父が地主と借地契約を結び(第1借地権契約)、借地上に建物を建て、商売を営んでいた。兄が父の家業を手伝い、後に地主から底地を買い取った。同時期、兄は地主との間で土地賃貸借契約を結んだ。(第2借地権契約)父は兄に、賃料を払ってこなかった。父死亡後、兄弟の間で、父の借地権も遺産として分けるべきだと紛争になった。兄は、すでに借地権はないと主張。

【判決】

第2借地権契約により、第1借地権契約とは別の借地権設定契約がなされた。父の建物については当該土地に何らかの土地利用権があったと認められるが、第1借地権契約とは別物。借地権は遺産でない。

②建物は父の遺産なので、遺産分割調停(家裁)

兄は、父から借地権相当額の贈与を得ていたとして、兄に特別受益があったと認定された。兄の取り分が減らされて遺産分割


①借地権が遺産であることの確認の訴え

父が地主と借地契約を結び、借地上に建物を建て、妻と住んでいた。建物所有権は父母1/2ずつ 。父母が歳を取ってきたので、長男に同居を持ちかけ、長男は躯体部分を残し、改築のうえ、売買を原因として長男単独名義にした。父母、長男で住んでいたが、地主の勧めにより、底地を買い受け、長男98/100、父母各1/100で移転登記。以後は長男父母とも地代は払っていない。

【判決】

借地契約は合意解除され、残っていない。

②遺産分割で、借地権部分の長男への贈与が想定されたが、他に遺産がなく、特別受益の調整もできなかった。

借地権がないとして土地明渡請求事件

借地契約自体が終わったとして、地主から土地の明け渡しを求められる場合です。地主が借地契約の終了を求める原因としては以下が考えられます。

類型

期間満了明渡請求 正当事由の判断がポイントとなります。
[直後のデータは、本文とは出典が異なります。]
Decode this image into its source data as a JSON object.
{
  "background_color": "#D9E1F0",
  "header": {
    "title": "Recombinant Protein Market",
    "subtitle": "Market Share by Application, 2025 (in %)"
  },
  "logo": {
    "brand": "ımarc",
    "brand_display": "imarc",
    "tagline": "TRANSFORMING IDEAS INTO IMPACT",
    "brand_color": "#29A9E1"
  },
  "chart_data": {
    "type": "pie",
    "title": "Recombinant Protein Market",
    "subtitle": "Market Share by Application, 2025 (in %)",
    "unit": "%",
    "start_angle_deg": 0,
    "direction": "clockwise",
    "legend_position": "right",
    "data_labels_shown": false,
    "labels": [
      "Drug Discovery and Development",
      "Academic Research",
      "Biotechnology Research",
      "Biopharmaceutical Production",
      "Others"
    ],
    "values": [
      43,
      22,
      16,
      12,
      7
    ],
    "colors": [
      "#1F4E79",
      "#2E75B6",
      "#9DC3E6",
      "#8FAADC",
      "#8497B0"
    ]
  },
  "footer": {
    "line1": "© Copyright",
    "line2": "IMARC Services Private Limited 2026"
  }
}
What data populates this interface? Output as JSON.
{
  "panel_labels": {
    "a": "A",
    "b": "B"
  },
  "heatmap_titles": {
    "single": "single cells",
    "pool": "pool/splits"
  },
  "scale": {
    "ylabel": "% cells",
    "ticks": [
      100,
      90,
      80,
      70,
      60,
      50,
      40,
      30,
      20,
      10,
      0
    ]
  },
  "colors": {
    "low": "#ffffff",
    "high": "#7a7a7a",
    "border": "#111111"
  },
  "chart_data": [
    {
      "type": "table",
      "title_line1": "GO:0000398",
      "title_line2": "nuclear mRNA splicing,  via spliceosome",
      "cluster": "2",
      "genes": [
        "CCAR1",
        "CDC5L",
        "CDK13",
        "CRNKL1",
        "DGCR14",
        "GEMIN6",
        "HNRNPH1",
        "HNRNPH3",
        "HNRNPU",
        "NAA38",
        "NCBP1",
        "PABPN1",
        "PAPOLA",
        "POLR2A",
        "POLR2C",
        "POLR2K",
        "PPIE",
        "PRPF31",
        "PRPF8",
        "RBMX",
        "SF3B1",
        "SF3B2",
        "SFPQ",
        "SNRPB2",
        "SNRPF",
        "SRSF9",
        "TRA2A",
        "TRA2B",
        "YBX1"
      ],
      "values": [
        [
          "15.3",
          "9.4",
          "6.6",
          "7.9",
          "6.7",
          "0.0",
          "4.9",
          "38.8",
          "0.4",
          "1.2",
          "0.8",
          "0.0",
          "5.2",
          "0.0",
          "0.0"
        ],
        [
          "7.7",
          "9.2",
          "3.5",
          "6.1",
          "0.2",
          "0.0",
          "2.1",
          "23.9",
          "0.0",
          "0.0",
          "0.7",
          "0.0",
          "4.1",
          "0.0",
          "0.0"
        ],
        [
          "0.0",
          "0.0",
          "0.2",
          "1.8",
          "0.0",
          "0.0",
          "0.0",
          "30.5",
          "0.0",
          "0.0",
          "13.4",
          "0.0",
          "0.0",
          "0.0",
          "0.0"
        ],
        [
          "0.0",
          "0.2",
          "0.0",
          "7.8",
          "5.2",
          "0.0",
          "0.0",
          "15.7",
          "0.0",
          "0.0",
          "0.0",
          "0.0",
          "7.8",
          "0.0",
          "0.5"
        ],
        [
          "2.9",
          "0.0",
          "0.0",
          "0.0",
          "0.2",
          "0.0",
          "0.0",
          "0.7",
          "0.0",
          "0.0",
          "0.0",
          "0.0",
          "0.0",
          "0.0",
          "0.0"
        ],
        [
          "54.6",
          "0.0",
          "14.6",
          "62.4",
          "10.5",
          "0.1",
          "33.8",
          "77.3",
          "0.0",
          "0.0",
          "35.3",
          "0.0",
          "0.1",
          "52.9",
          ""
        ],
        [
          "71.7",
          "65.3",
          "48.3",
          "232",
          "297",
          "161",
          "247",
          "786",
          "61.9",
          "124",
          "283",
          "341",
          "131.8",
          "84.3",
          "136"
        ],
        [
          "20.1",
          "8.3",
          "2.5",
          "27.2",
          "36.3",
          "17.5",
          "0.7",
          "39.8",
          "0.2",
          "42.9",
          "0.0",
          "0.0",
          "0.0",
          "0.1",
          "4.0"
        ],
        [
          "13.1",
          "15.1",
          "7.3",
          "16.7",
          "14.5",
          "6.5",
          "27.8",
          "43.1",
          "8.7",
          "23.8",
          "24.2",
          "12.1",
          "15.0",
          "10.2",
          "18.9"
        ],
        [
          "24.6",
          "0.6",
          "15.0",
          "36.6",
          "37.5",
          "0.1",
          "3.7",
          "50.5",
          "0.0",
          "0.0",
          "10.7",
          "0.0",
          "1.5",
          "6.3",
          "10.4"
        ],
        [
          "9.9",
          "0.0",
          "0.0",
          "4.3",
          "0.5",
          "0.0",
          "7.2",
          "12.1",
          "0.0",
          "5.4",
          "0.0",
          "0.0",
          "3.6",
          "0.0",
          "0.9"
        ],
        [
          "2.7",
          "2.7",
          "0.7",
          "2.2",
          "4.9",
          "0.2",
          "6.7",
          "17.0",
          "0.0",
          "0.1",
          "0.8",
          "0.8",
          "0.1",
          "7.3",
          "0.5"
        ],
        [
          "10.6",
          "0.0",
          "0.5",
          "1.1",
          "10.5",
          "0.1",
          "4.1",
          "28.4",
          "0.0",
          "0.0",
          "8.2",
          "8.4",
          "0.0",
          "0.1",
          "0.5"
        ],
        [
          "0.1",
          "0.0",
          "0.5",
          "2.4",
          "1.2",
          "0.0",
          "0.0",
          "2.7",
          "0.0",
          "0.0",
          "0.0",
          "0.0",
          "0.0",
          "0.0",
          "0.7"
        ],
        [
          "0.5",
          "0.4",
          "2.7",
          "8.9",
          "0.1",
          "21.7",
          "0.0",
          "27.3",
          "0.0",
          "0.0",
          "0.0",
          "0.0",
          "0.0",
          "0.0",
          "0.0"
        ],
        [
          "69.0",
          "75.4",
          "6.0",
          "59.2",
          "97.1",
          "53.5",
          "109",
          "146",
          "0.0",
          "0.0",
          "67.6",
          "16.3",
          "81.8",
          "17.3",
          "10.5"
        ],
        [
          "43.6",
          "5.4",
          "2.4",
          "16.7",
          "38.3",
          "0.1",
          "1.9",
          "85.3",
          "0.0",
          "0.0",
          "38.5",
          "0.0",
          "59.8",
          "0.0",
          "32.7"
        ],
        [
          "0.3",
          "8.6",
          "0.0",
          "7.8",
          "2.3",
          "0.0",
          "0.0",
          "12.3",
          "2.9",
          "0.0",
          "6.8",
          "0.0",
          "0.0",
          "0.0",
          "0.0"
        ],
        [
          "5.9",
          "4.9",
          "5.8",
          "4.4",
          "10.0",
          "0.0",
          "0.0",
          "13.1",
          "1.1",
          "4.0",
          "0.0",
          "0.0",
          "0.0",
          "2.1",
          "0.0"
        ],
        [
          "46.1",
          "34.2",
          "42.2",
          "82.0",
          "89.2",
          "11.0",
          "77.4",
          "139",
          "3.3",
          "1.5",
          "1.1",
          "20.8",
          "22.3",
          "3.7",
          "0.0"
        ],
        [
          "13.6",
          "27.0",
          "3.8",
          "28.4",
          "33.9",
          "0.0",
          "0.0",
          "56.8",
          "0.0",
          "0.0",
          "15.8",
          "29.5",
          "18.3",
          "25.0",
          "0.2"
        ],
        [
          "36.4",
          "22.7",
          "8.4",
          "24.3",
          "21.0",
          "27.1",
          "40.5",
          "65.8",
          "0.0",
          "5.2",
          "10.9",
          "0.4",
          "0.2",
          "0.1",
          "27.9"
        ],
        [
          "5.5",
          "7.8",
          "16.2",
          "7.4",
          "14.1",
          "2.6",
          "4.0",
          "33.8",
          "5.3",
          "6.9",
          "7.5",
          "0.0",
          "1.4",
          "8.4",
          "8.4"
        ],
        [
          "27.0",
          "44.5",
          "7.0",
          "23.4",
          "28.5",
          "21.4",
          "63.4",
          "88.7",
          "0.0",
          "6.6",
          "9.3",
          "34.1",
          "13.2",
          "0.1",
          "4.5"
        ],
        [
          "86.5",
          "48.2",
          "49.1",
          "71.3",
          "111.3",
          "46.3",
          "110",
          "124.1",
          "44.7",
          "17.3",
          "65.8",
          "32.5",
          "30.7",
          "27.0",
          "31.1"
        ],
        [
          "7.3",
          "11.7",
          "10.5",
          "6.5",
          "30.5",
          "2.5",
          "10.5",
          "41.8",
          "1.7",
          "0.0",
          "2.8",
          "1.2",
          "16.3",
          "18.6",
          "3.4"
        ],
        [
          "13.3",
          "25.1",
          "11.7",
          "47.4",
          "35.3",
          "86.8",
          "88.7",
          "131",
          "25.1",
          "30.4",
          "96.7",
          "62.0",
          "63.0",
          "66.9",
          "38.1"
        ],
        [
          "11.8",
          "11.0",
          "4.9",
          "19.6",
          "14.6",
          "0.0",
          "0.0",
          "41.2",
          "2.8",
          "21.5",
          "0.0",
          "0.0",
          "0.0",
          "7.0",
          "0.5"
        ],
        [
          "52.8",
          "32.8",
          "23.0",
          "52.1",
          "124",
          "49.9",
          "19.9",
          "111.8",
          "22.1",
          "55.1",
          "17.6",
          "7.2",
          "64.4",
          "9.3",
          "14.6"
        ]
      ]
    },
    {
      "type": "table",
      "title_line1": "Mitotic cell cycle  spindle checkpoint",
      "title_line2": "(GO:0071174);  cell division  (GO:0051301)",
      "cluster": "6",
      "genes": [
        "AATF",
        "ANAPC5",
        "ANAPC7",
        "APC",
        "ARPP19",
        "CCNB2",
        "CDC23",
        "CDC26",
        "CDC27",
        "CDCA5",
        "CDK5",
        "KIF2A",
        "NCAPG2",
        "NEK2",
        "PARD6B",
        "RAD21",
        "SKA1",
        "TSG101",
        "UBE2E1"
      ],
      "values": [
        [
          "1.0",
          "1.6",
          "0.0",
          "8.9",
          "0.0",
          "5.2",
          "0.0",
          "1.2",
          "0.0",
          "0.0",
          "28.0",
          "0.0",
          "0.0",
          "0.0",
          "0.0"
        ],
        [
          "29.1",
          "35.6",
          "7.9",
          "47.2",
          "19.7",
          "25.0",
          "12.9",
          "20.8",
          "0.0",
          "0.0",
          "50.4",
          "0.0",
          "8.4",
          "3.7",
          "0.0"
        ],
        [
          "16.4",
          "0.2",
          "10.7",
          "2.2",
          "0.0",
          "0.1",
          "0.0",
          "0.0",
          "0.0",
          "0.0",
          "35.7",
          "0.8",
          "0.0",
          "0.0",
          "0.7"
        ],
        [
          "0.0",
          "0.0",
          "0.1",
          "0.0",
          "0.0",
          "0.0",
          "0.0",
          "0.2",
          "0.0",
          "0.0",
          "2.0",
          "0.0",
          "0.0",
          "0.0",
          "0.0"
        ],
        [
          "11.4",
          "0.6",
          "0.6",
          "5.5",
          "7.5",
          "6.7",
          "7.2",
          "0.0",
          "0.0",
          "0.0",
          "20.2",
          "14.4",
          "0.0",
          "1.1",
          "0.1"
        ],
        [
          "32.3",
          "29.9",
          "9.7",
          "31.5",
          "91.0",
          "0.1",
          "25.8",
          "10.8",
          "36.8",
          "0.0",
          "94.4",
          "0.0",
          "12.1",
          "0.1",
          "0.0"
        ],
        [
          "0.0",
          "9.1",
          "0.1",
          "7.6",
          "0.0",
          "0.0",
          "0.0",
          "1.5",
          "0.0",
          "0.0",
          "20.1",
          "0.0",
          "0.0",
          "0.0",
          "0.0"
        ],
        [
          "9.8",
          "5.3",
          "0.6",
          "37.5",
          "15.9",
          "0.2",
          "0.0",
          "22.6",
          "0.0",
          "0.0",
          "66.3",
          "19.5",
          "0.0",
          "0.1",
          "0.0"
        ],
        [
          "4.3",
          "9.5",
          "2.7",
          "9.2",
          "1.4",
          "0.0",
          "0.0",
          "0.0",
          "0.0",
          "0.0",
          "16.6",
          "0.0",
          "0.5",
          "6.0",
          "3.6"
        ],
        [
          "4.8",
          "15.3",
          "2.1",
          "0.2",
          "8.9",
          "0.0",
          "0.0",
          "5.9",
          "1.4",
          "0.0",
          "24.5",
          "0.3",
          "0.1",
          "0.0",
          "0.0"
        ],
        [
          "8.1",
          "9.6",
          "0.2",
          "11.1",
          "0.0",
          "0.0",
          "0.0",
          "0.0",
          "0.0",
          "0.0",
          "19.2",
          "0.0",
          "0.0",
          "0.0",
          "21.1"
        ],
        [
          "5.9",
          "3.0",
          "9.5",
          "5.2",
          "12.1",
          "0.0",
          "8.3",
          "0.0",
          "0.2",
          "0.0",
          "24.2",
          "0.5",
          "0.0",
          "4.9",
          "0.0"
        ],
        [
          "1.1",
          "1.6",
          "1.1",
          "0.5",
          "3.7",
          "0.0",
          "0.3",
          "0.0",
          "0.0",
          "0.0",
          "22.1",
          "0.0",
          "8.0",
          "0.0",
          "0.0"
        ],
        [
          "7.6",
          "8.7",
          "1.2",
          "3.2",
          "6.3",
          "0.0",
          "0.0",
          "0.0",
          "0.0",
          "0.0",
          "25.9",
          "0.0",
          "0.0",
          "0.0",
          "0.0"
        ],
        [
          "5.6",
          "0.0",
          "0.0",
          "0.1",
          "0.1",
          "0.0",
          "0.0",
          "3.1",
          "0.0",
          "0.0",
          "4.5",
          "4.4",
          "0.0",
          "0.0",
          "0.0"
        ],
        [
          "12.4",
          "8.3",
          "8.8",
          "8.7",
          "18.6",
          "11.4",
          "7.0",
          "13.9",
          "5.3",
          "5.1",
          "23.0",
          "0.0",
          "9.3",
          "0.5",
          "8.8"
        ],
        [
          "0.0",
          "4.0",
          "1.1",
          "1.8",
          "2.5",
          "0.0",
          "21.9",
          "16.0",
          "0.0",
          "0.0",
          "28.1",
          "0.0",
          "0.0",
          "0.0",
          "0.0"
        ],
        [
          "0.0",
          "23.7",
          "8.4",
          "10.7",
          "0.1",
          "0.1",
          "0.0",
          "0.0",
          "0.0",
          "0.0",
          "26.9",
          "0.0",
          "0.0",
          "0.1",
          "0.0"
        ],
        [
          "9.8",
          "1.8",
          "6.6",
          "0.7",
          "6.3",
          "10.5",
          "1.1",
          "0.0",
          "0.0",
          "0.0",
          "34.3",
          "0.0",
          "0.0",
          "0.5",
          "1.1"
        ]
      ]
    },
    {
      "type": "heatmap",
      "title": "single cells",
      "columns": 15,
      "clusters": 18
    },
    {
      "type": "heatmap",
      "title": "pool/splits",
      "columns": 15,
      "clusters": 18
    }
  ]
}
その判断の一原因として、立ち退き料の提供の有無、金額等が問題になります。
解除明渡請求解除原因 賃料不払い、無断転貸、用法違反、いずれも借地人との信頼関係がなくなったと言えるかがポイントとなります。
建物朽廃明渡請求 旧借地法が適用される借地契約で、借地期間を残して建物が滅失したとき、地主が遅滞なく異議を述べたとき、借地契約は終了します。

地代をめぐる紛争

まずは簡裁で協議されます。

借地条件をめぐる紛争

借地非訟事件という特別な手続で解決されます。